Eight publications reported physiological parameters that might be associated with adverse events. There was no significant difference in systemic arterial pressures or arterial blood gas results between the aCGRP or control groups. Imaizumi et al. found that all animals tended to have an increased respiratory rate for approximately 6 h after intrathecal injection of either αCGRP or vehicle and demonstrated a high blood pH and low pCO₂, but again no difference between the groups (21). Both Nozaki et al. (16) and Toshima et al. (36) demonstrated a decrease in mean arterial blood pressure when αCGRP was administered intravenously, which was not seen by intrathecal administration. The study by Toshima et al. demonstrates a marked decrease in mean arterial blood pressure following intravenous administration of αCGRP which is not seen with intracisternal administration (~70 versus ~40 mmHg at 30 min after αCGRP administration).

There were no female-only experiments and the majority of experiments in this systematic review used the single hemorrhage model of SAH (60%). The other forms were double injection and clot placement. Animals rarely develop a vessel narrowing-related ischemic neurological deficit from any of these methods. Megyesi et al. note that this is probably because animal brains have a plentiful collateral blood supply (54). While this is probably irrelevant for measuring the effect of αCGRP on vessel diameter, it becomes more problematic when trying to assess neurological outcomes. Another translational problem arises from the times of administration of αCGRP and assessment of neurobehavioral outcomes. In humans, DCI is said to occur most commonly between days 3 and 10 and cerebral vessel narrowing is maximal between days 6 and 10 after ictus (12). The experiments assessed in this review administered αCGRP before and up to 3 days after SAH and assessed the response within hours to one week after administration (Table 1). The authors also note that the best model of vasospasm seems to be the primate model in which a blood clot is placed around a large cerebral vessel (54). Only one of the studies we analyzed uses this model. More recently, Titova et al. in their systematic review state that dog models of SAH are considered superior and that the ability of murine models to reflect human vasospasm is disputed (55).
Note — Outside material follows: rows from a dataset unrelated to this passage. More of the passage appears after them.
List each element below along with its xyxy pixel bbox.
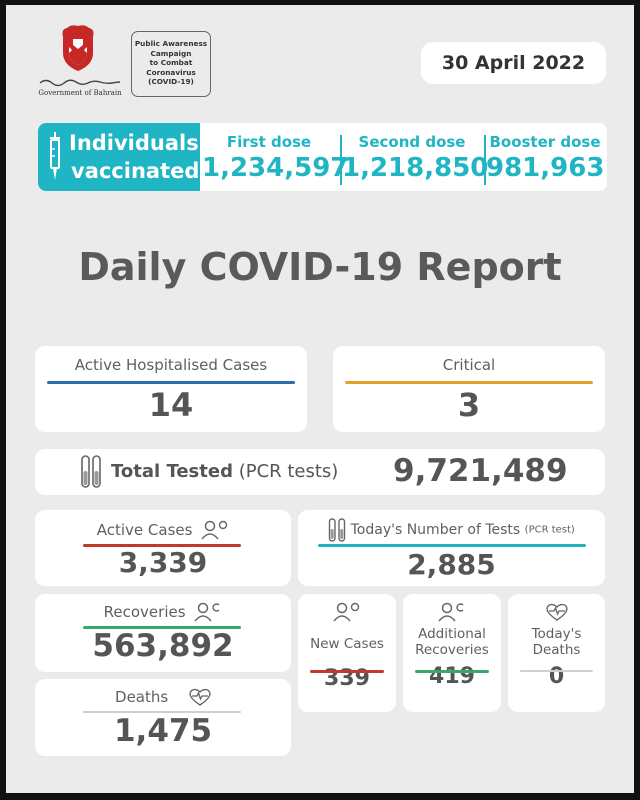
vaccination-strip: Individuals vaccinated First dose 1,234,…	[38, 123, 607, 191]
campaign-badge-line: Campaign	[150, 48, 192, 58]
active-cases-card: Active Cases 3,339	[35, 510, 291, 586]
todays-tests-value: 2,885	[407, 548, 496, 581]
campaign-badge-line: to Combat	[149, 58, 193, 67]
total-tested-card: Total Tested (PCR tests) 9,721,489	[35, 449, 605, 495]
todays-deaths-card: Today's Deaths 0	[508, 594, 605, 712]
vaccination-label-block: Individuals vaccinated	[38, 123, 200, 191]
person-recovered-icon	[438, 602, 466, 622]
second-dose-block: Second dose 1,218,850	[342, 123, 489, 191]
todays-tests-underline	[318, 544, 586, 547]
additional-recoveries-value: 419	[429, 664, 475, 689]
recoveries-label-row: Recoveries	[35, 602, 291, 622]
campaign-badge: Public Awareness Campaign to Combat Coro…	[131, 31, 211, 97]
second-dose-value: 1,218,850	[342, 153, 489, 183]
total-tested-label-suffix: (PCR tests)	[238, 461, 339, 482]
additional-recoveries-label-line2: Recoveries	[415, 642, 489, 658]
hospitalised-underline	[47, 381, 295, 384]
hospitalised-label: Active Hospitalised Cases	[74, 356, 268, 374]
active-cases-value: 3,339	[118, 546, 208, 579]
todays-deaths-underline	[520, 670, 593, 672]
critical-card: Critical 3	[333, 346, 605, 432]
deaths-value: 1,475	[113, 713, 213, 749]
additional-recoveries-card: Additional Recoveries 419	[403, 594, 501, 712]
govt-logo-text: Government of Bahrain	[38, 89, 122, 97]
first-dose-value: 1,234,597	[202, 153, 349, 183]
date-card: 30 April 2022	[421, 42, 606, 84]
vaccinated-label-line1: Individuals	[69, 131, 199, 155]
critical-underline	[345, 381, 593, 384]
booster-dose-label: Booster dose	[489, 133, 601, 151]
total-tested-label-main: Total Tested	[111, 461, 233, 482]
first-dose-block: First dose 1,234,597	[202, 123, 349, 191]
todays-deaths-label-line1: Today's	[531, 626, 582, 642]
heartbeat-icon	[545, 602, 568, 622]
additional-recoveries-label-line1: Additional	[418, 626, 486, 642]
booster-dose-value: 981,963	[486, 153, 605, 183]
syringe-icon	[47, 131, 63, 183]
hospitalised-value: 14	[148, 386, 194, 424]
campaign-badge-line: Public Awareness	[134, 39, 208, 48]
person-alert-icon	[333, 602, 361, 622]
deaths-underline	[83, 711, 241, 713]
report-title: Daily COVID-19 Report	[78, 245, 562, 289]
report-date: 30 April 2022	[441, 52, 586, 74]
recoveries-underline	[83, 626, 241, 629]
first-dose-label: First dose	[226, 133, 312, 151]
critical-label: Critical	[442, 356, 496, 374]
todays-tests-label-suffix: (PCR test)	[524, 524, 575, 536]
deaths-label-row: Deaths	[35, 687, 291, 707]
campaign-badge-line: Coronavirus	[146, 67, 196, 77]
todays-tests-label-row: Today's Number of Tests (PCR test)	[298, 518, 605, 542]
vaccinated-label-line2: vaccinated	[71, 159, 200, 183]
todays-tests-label: Today's Number of Tests	[350, 522, 521, 538]
second-dose-label: Second dose	[358, 133, 466, 151]
deaths-label: Deaths	[115, 688, 169, 706]
todays-tests-card: Today's Number of Tests (PCR test) 2,885	[298, 510, 605, 586]
hospitalised-card: Active Hospitalised Cases 14	[35, 346, 307, 432]
total-tested-label: Total Tested (PCR tests)	[111, 461, 338, 482]
divider	[484, 135, 486, 185]
active-cases-underline	[83, 544, 241, 547]
report-frame: Government of Bahrain Public Awareness C…	[6, 5, 634, 793]
deaths-card: Deaths 1,475	[35, 679, 291, 756]
total-tested-value: 9,721,489	[393, 453, 568, 489]
govt-arabic-mark	[36, 77, 122, 87]
active-cases-label-row: Active Cases	[35, 520, 291, 540]
campaign-badge-line: (COVID-19)	[148, 77, 194, 86]
recoveries-card: Recoveries 563,892	[35, 594, 291, 672]
new-cases-underline	[310, 670, 384, 673]
booster-dose-block: Booster dose 981,963	[486, 123, 604, 191]
recoveries-label: Recoveries	[103, 603, 186, 621]
todays-deaths-label-line2: Deaths	[532, 642, 581, 658]
additional-recoveries-underline	[415, 670, 489, 673]
new-cases-label: New Cases	[310, 636, 384, 652]
bahrain-emblem-icon	[53, 23, 103, 75]
test-tubes-icon	[80, 455, 102, 489]
active-cases-label: Active Cases	[96, 521, 193, 539]
test-tubes-icon	[328, 518, 346, 542]
todays-deaths-value: 0	[548, 664, 565, 689]
divider	[340, 135, 342, 185]
recoveries-value: 563,892	[92, 628, 234, 664]
person-recovered-icon	[194, 602, 222, 622]
person-alert-icon	[201, 520, 229, 540]
critical-value: 3	[457, 386, 481, 424]
heartbeat-icon	[189, 687, 211, 707]
new-cases-card: New Cases 339	[298, 594, 396, 712]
One of the challenges of translating these animal data and methods to human trials is the invasive nature of the intrathecal route. Previous human trials with intravenous administration of αCGRP have used a continuous infusion owing to the short half-life of αCGPR in the systemic circulation (approximately 7–10 min) (56). However, when administered into the cerebrospinal fluid the effects of αCGRP have continued for 4–6 h (21, 26). Therefore, a continuous infusion of αCGRP into the cerebral spinal fluid may not be necessary. Furthermore, Toyoda et al. (37) and Sun et al. (32) demonstrate novel approaches to administering αCGRP, one via gene transfer and the other by intranasal delivery. If intraventricular administration of αCGRP in humans ameliorates cerebral vessel narrowing and avoids the adverse effects seen with intravenous delivery, both gene transfer and intranasal delivery offer potential alternatives without the difficulties associated with an intraventricular drain.